Friday, November 27, 2009

Line

I used to be one of those people who jockeys for the “best” checkout line at the grocery store. I would approach stealthily, counting the heads I could see above the candy racks, but checking for short customers as well. It’s often the short ones that get you to commit to an aisle before you see them.

If the conveyor belt had a lot of little items on it, that would be a bad aisle. Loaded with larger items (24-pack toilet tissue, large bags of dog food, or, my personal favorite, cases of beer) I knew that the clerk would be able to move it along quickly. It was amazing how much time I would spend analyzing such a small part of my daily existence.

Now I’m a little more relaxed. I don’t purposely aim for the aisle with the doddering or chatty clerk who will slow everything down, or the customer who doesn't begin rummaging through his or her purse or pocket for the debit card until after the grand total is announced . . . I’m not a masochist.

But I pick an aisle and go with the flow. No switching to what appears to be greener pastures once I’ve committed. If things slow down I’ll just read the covers of the silly newspapers and magazines in the racks. Or I’ll wonder how they can charge a buck ninety-nine for my beloved Reese’s peanut butter cup two-pack.

I was subbing in a kindergarten class recently that reminded me of the grocery line competition that we all go through. Really. Bear with me for a moment.

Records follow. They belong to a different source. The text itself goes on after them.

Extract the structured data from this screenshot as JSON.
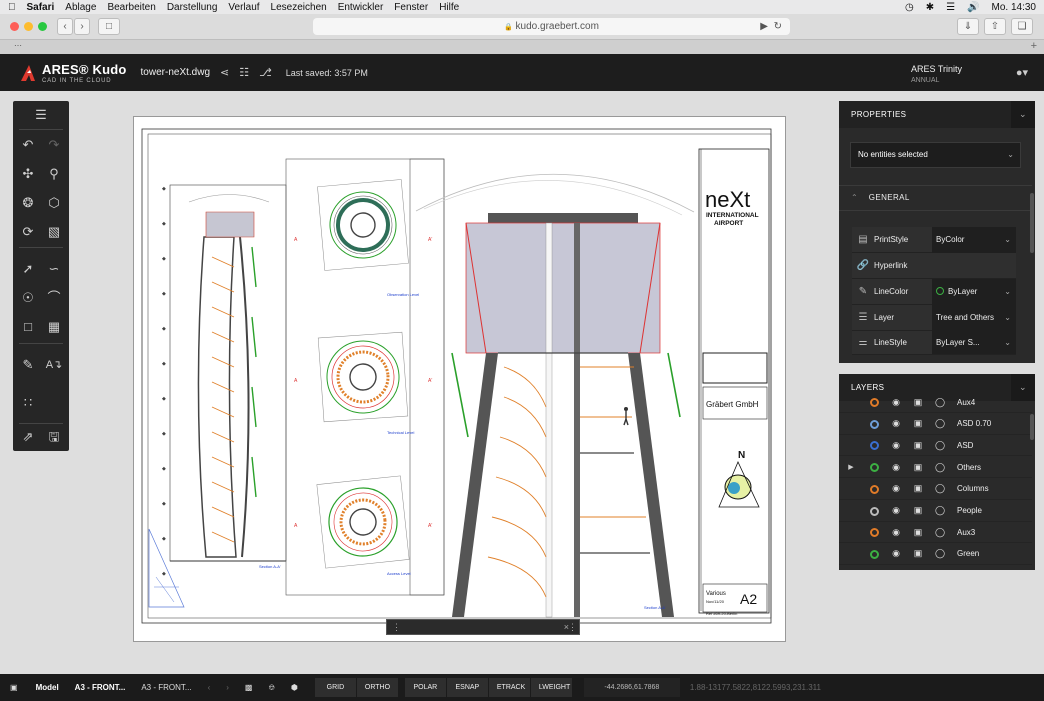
{
  "menubar": {
    "apple": "",
    "app": "Safari",
    "items": [
      "Ablage",
      "Bearbeiten",
      "Darstellung",
      "Verlauf",
      "Lesezeichen",
      "Entwickler",
      "Fenster",
      "Hilfe"
    ],
    "clock": "Mo. 14:30"
  },
  "safari": {
    "url": "kudo.graebert.com",
    "lock": "🔒"
  },
  "app": {
    "brand": "ARES® Kudo",
    "brand_sub": "CAD IN THE CLOUD",
    "filename": "tower-neXt.dwg",
    "last_saved": "Last saved: 3:57 PM",
    "account_name": "ARES Trinity",
    "account_plan": "ANNUAL"
  },
  "drawing": {
    "title_big": "neXt",
    "title_sub1": "INTERNATIONAL",
    "title_sub2": "AIRPORT",
    "company": "Gräbert GmbH",
    "north": "N",
    "various": "Various",
    "date": "Nov/11/20",
    "sheet": "A2",
    "ref": "Ref #69-20-Berlin"
  },
  "properties": {
    "header": "PROPERTIES",
    "selection": "No entities selected",
    "general": "GENERAL",
    "rows": [
      {
        "name": "PrintStyle",
        "value": "ByColor",
        "icon": "printstyle-icon"
      },
      {
        "name": "Hyperlink",
        "value": "",
        "icon": "link-icon"
      },
      {
        "name": "LineColor",
        "value": "ByLayer",
        "icon": "linecolor-icon"
      },
      {
        "name": "Layer",
        "value": "Tree and Others",
        "icon": "layers-icon"
      },
      {
        "name": "LineStyle",
        "value": "ByLayer S...",
        "icon": "linestyle-icon"
      }
    ]
  },
  "layers": {
    "header": "LAYERS",
    "rows": [
      {
        "name": "Aux4",
        "color": "#e07b28"
      },
      {
        "name": "ASD 0.70",
        "color": "#6f9fd8"
      },
      {
        "name": "ASD",
        "color": "#3a6fd0"
      },
      {
        "name": "Others",
        "color": "#3cb043",
        "current": true
      },
      {
        "name": "Columns",
        "color": "#e07b28"
      },
      {
        "name": "People",
        "color": "#bbbbbb"
      },
      {
        "name": "Aux3",
        "color": "#e07b28"
      },
      {
        "name": "Green",
        "color": "#3cb043"
      }
    ]
  },
  "statusbar": {
    "tabs": [
      "Model",
      "A3 - FRONT...",
      "A3 - FRONT..."
    ],
    "toggles": [
      "GRID",
      "ORTHO",
      "POLAR",
      "ESNAP",
      "ETRACK",
      "LWEIGHT"
    ],
    "coords": "-44.2686,61.7868",
    "coords2": "1.88-13177.5822,8122.5993,231.311"
  }
}
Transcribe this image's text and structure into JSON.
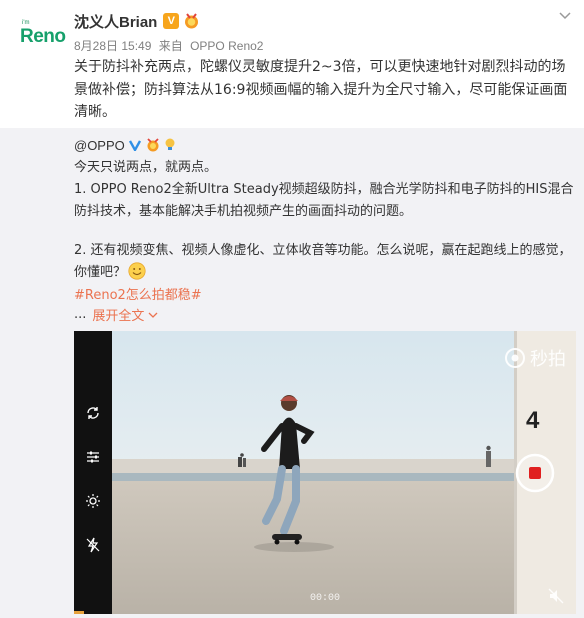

As we approached the cafeteria at lunchtime we found a conundrum worthy of the most impacted register at the local Safeway (or Raley’s, or Whole Foods, or the regional food store of your choice). The line was long and it wasn’t moving. There were no options in this, the only, hot lunch line. Trying to move around a slower moving class would have just been rude.

It was the first day of a new ID card system, where the students were expected to walk up to a large display and promptly find their card amongst hundreds. Fact 1: the cards were not grouped logically by class. Fact 2: the font used for the students’ names was tiny. Fact 3: these were five-year-olds I was trying to help. Fact 4: I was the last of four kindergarten classes to get in the line.

Final outcome, half our lunch period was spent waiting in line. Just like when I show up at the store at 5 p.m. to buy a carton of milk and some apples (okay, a six-pack of beer and a box of Bagel Bites) and everyone else has a cart full of a week’s worth of groceries.

On the positive side, by the time we got to the board many of the cards were already taken, so it was a little quicker for us. Still, the pupils were quite antsy. I wondered briefly if these small citizens would be the ones to grow up and bollix up the lines at my neighborhood grocery. We may have been teaching math and reading in class that day, but we certainly weren’t educating them on effective line management skills.

That sub assignment was exasperating, at least during lunch. On the opposite end of the spectrum, I did a four-day stint in 7th and 8th grade P.E. Those kids don’t even know the meaning of the word line. We tried to line up to take attendance but they hovered around like drunken bees. Every time I got eight or ten to stand still, eight or ten others would flit about with their friends.

“Line up!” I’d yell again. Some smart aleck would point out that they are each supposed to stand on one of forty numbers that were laid out in a five by eight grid on the black top. “Fine,” I’d say. “Number up!”

“Number up?” several muttered. Others were tiring and began sitting on their numbers.

“Stand up!” Complaints came from every corner, except for those pupils who had already wandered off. I’d lost control. Line up, number up, stand up, none of it was working, so I went with my standard response. The one that indicates I have lost all control.

“Shut up!”

They hadn’t lined, numbered, or stood, so of course they didn’t shut either. Finally, I did what any self-respecting substitute teacher would do: I handed the roster to a future Employee of the Month grocery store clerk and asked her to mark down anyone she couldn’t see.

She would learn some valuable inventory skills, and the knuckleheads would get some practice lining up for detention.